As you say everything is a file, but each file CONTENT is different and you use a DIFFERENT tool for each content.

Or you think that file manager must replace device drivers too (because devices are files)?

Reply Score: 1

John Nilsson Member since:
2005-07-06

As you say everything is a file, but each file CONTENT is different and you use a DIFFERENT tool for each content.

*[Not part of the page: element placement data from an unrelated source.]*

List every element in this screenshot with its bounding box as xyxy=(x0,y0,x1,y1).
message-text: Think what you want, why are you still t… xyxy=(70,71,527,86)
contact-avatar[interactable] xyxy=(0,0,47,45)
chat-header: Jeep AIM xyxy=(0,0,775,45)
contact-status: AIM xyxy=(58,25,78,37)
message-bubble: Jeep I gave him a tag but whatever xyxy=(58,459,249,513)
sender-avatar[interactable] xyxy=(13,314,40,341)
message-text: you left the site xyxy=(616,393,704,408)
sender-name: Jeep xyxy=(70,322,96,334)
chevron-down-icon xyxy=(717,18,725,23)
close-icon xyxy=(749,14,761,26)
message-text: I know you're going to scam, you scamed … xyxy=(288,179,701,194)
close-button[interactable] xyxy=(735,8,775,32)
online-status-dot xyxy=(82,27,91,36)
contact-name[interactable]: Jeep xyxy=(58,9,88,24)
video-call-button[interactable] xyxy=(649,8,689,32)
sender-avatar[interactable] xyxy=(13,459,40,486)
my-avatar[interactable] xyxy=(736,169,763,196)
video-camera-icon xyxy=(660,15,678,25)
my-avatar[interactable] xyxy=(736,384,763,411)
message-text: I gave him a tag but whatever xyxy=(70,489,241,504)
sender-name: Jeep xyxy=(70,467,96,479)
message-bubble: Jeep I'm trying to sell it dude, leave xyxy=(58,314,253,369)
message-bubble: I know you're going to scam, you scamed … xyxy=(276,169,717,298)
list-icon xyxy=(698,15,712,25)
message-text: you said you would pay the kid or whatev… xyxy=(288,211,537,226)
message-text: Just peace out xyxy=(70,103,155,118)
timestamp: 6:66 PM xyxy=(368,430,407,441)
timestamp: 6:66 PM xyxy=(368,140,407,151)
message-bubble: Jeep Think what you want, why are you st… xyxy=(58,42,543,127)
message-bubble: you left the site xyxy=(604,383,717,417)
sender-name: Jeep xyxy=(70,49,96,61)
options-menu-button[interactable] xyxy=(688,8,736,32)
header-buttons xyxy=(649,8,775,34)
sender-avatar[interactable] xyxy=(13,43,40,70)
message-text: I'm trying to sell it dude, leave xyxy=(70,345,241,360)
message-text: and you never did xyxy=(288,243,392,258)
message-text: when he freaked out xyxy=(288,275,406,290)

I'm with you, but I see the tools workig in the environment of the "file manager". Just like the traditional UNIX tools work in the environment of stin,stdout,stderr and command line.

Or you think that file manager must replace device drivers too (because devices are files)?

Well thats just the problem, isnt it? The file metaphor really is a lowlevel metaphor. Why export it to the user interface at all? Isn't there a higher level metaphor more suited to that task?

Edited 2006-05-14 13:36

Reply Score: 1

permissions
by lazywally on Sat 13th May 2006 16:01 UTC
lazywally
Member since:
2005-07-06

anyone know how i can change permissions recursively (for all files and sub-directrories) in nautilus?

Reply Score: 2

RE: permissions
by Buffalo Soldier on Sat 13th May 2006 22:28 UTC in reply to "permissions"
Buffalo Soldier Member since:
2005-07-06

Now this is something I too want to know.